Usman juga mengatakan, dasar hukum penerbitan SKB yaitu UU No 1 PNPS 1965 tidak lagi relevan. Sebab, produk UU itu merupakan produk otoritarianisme yang bersemangat mengekang kebebasan beragama.
“Sementara SKB sendiri tak dikenal dalam atau urutan perundang-undang yang berlaku dalam UU No 10/2004,” lanjutnya.
Sementara itu, mantan anggota Komnas HAM MM Billah menyatakan, ada catatan keluarnya SKB. Isinya yang meliuk-liuk, tidak jelas, sehingga bisa menimbulkan penafsiran yang berbeda-beda. “Dan ini bisa jadi perebutan penafsiran dan bisa mengarah pada konflik fisik atas konflik penafsiran ini,” ungkapnya.

Untuk itu, Billah menegaskan, seharusnya SKB tidak dikeluarkan.
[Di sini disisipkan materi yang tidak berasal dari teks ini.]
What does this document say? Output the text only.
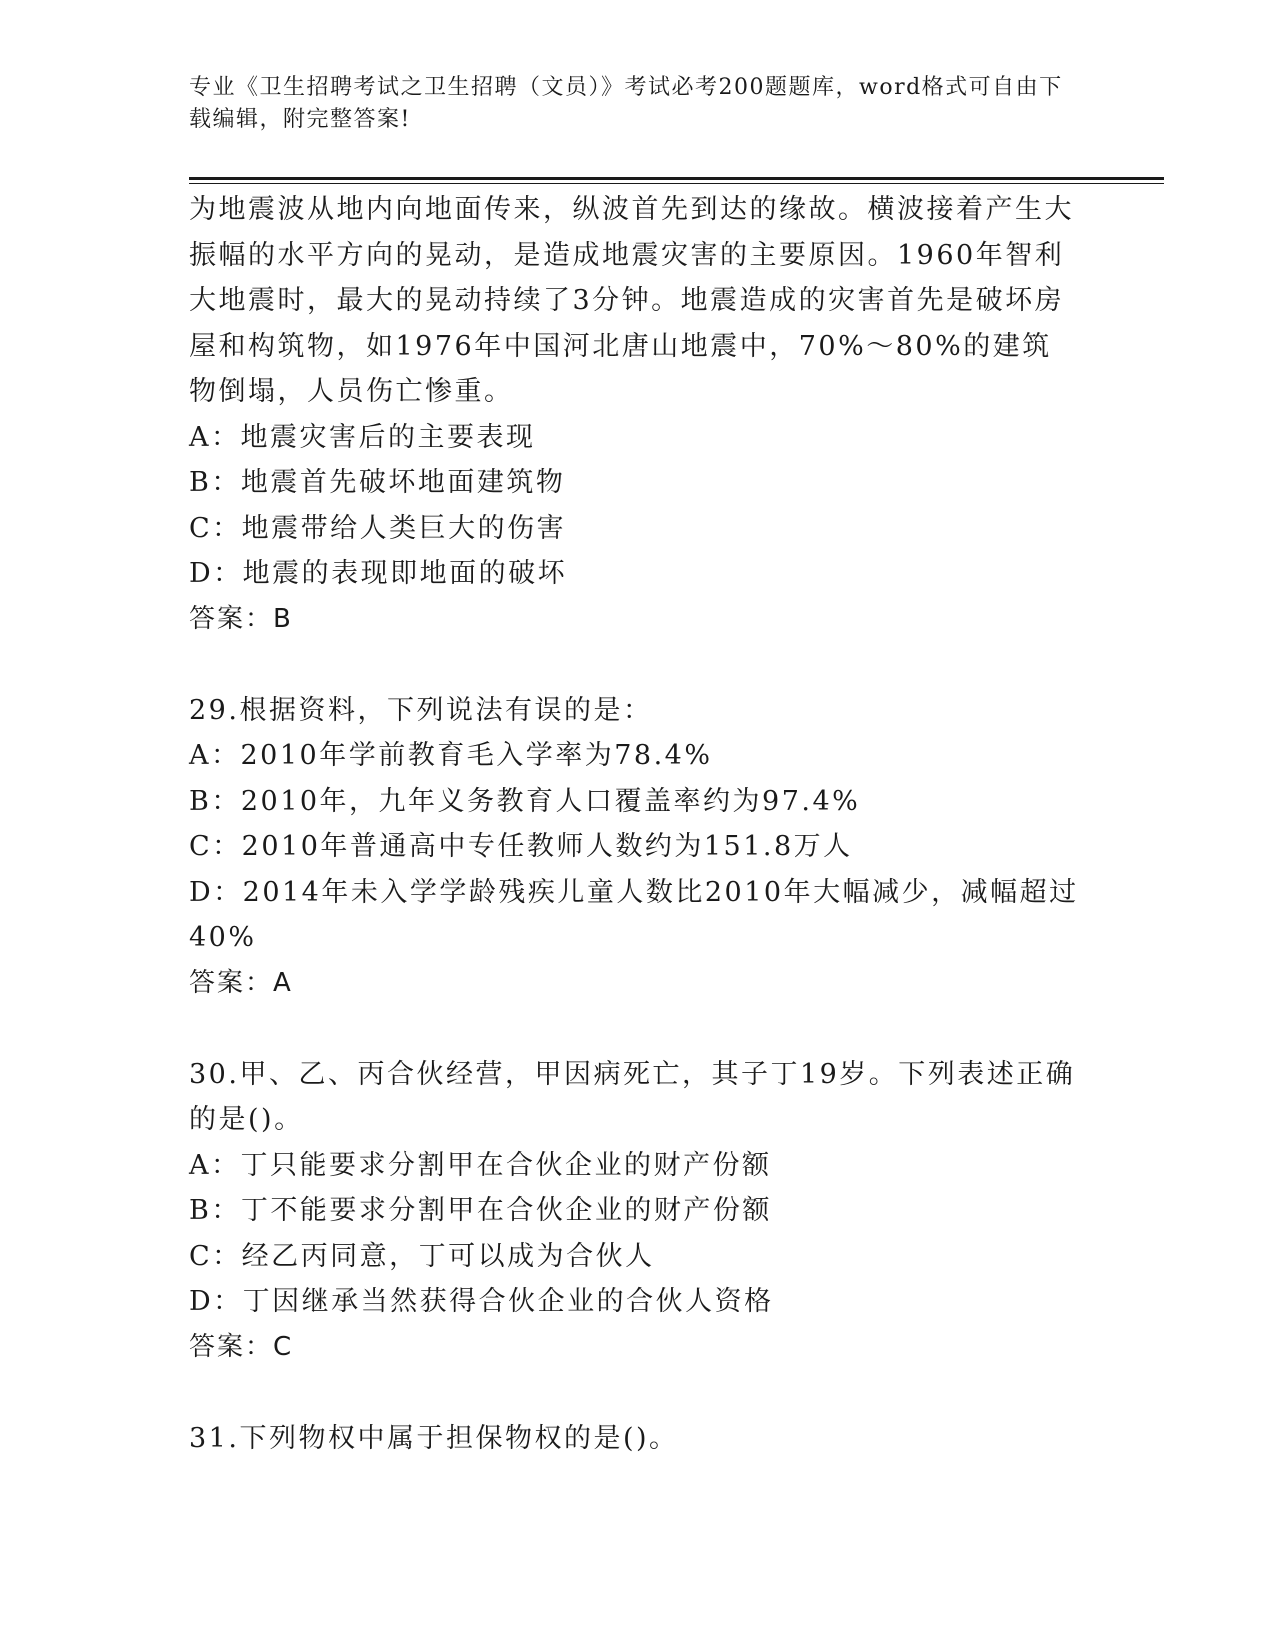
专业《卫生招聘考试之卫生招聘（文员）》考试必考200题题库，word格式可自由下载编辑，附完整答案!

为地震波从地内向地面传来，纵波首先到达的缘故。横波接着产生大振幅的水平方向的晃动，是造成地震灾害的主要原因。1960年智利大地震时，最大的晃动持续了3分钟。地震造成的灾害首先是破坏房屋和构筑物，如1976年中国河北唐山地震中，70%～80%的建筑物倒塌，人员伤亡惨重。

A：地震灾害后的主要表现

B：地震首先破坏地面建筑物

C：地震带给人类巨大的伤害

D：地震的表现即地面的破坏

答案：B

29.根据资料，下列说法有误的是：

A：2010年学前教育毛入学率为78.4%

B：2010年，九年义务教育人口覆盖率约为97.4%

C：2010年普通高中专任教师人数约为151.8万人

D：2014年未入学学龄残疾儿童人数比2010年大幅减少，减幅超过40%

答案：A

30.甲、乙、丙合伙经营，甲因病死亡，其子丁19岁。下列表述正确的是()。

A：丁只能要求分割甲在合伙企业的财产份额

B：丁不能要求分割甲在合伙企业的财产份额

C：经乙丙同意，丁可以成为合伙人

D：丁因继承当然获得合伙企业的合伙人资格

答案：C

31.下列物权中属于担保物权的是()。
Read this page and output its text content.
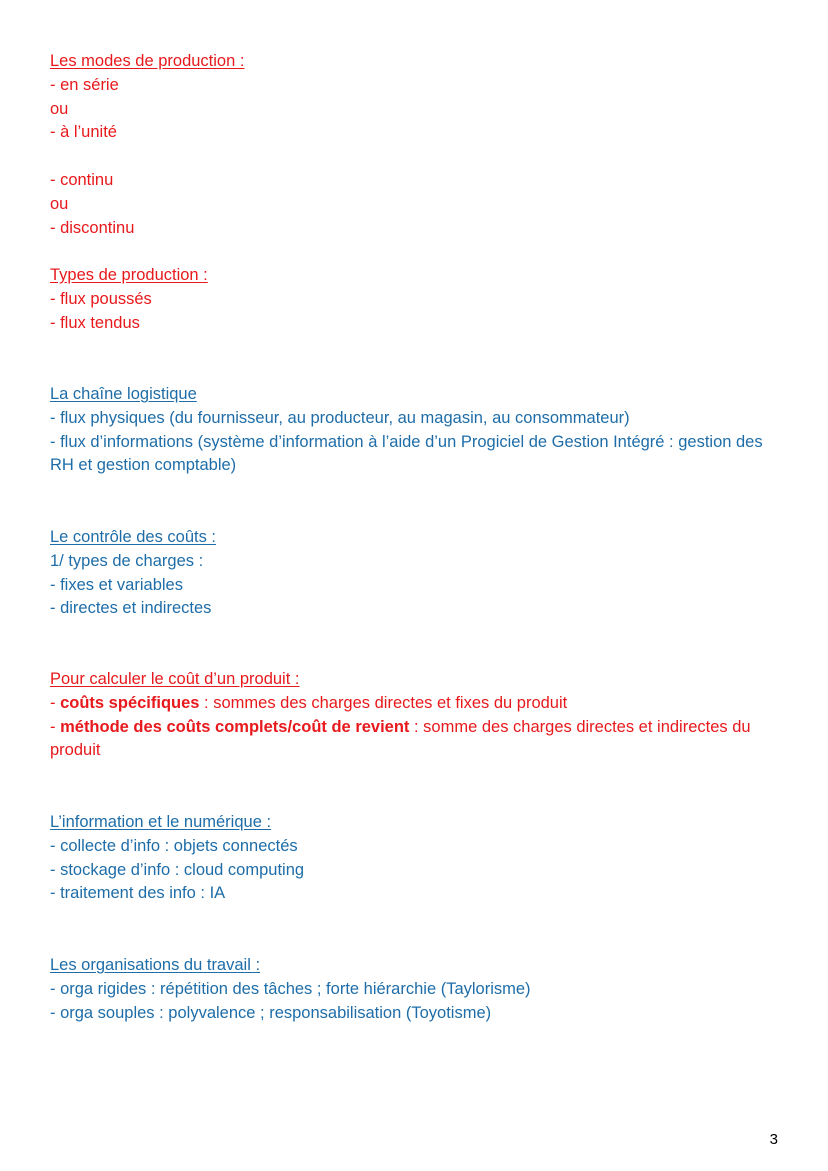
Les modes de production :
- en série
ou
- à l’unité
- continu
ou
- discontinu
Types de production :
- flux poussés
- flux tendus
La chaîne logistique
- flux physiques (du fournisseur, au producteur, au magasin, au consommateur)
- flux d’informations (système d’information à l’aide d’un Progiciel de Gestion Intégré : gestion des RH et gestion comptable)
Le contrôle des coûts :
1/ types de charges :
- fixes et variables
- directes et indirectes
Pour calculer le coût d’un produit :
- coûts spécifiques : sommes des charges directes et fixes du produit
- méthode des coûts complets/coût de revient : somme des charges directes et indirectes du produit
L’information et le numérique :
- collecte d’info : objets connectés
- stockage d’info : cloud computing
- traitement des info : IA
Les organisations du travail :
- orga rigides : répétition des tâches ; forte hiérarchie (Taylorisme)
- orga souples : polyvalence ; responsabilisation (Toyotisme)
3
Dari sisi HAM dan politik HAM serta instrumen internasional disebutkan bahwa agama merupakan hak individu yang melekat dan tidak bisa ditangguhkan oleh siapa dan apappun.

“Yang minoritas dan mayoritas punya hak yang sama, tapi soal keyakinan agama dan pendapat tidak bisa dipaksakan, nah itu diatur. Kalau mau SKB itu adil, mayoritas agama tidak boleh paksakan ideologi dan tafsir agamanya kepada kelompok lain. Jadi SKB melanggar fairness,” imbuhnya.

Hal senada juga diungkapkan Thamrin Amal Tamagola bahwa tidak tertutup kemungkinan di kemudian dari pemikiran kritis seseorang pun akan dibekukan.